If this is being saved...
Harm to Van Briggle business feared next to a Hwy 24 interchange

       Although homes and businesses would be removed around it, Van Briggle Pottery would be saved in every option the Colorado Department of Transportation (CDOT) has suggested for an interchange at Highway 24 and 21st Street. That's because of the business' location in the historic Midland Railway roundhouse.
       But Van Briggle Vice President Craig Stevenson isn't so sure that's the kind of saving he likes.
       “We feel very strongly that an overpass right outside our door would be pretty detrimental to the aesthetics and to our property,” he said in a recent interview. “We made it pretty clear to them (the state) that an interchange rather than intersection strongly diminishes the visual appeal of the building.”
       So far, however, CDOT has indicated that an interchange is its strong preference at 21st Street because of the volume of anticipated traffic in the future.
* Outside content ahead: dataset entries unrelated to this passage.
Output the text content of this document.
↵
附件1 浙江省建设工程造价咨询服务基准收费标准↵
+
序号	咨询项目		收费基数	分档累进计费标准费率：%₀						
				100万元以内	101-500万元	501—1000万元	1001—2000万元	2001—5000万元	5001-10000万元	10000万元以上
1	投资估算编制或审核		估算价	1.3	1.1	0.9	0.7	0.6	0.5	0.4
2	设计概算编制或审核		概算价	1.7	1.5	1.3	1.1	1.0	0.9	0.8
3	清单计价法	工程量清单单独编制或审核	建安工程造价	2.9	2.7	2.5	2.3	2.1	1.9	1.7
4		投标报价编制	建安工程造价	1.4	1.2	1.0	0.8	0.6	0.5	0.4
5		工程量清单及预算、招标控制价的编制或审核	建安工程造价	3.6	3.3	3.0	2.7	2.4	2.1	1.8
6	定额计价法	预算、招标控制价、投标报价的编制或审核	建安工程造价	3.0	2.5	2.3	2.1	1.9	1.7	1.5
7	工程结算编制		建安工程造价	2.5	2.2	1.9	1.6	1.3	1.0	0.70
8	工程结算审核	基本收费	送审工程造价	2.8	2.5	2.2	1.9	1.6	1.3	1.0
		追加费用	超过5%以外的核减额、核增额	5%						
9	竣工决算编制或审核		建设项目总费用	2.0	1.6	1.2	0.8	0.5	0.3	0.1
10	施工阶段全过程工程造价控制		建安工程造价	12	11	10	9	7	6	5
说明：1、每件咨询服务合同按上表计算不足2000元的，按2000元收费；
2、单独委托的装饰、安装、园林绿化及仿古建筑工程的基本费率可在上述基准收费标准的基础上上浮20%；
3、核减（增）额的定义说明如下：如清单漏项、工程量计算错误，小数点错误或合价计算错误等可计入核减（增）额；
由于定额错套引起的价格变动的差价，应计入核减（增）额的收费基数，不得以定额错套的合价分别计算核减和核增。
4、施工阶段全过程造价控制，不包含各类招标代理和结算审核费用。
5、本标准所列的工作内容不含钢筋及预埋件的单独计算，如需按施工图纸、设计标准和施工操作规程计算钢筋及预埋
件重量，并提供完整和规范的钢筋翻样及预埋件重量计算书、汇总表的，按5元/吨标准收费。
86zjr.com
Five options (Nos. 11-15) for the intersection show an overpass of some kind, with the business/home impact depending on locations of on/off-ramps, the interchange style and where it's put (one option suggests swinging it north and another south of the current intersection).
       The one non-interchange option (No. 10) also would limit access to Van Briggle by having a median from the highway to Bott Avenue.
       As an example of what limited access and visibility can do, Stevenson pointed to the shopping center at the southwest corner of Highway 24 and Eighth Street. When 8th Street upgrades in recent years limited access to the center, business there fell off noticeably, he said.
       Van Briggle, which is at the southwest corner of the highway and 21st Street, is already fighting the city over a median that would prevent left turns into the facility from 21st. City plans had called for a median when the Advance Auto store went in over a year ago, but Van Briggle was able to show it owned a significant part of the 21st Street right of way, and the planned median remains on hold.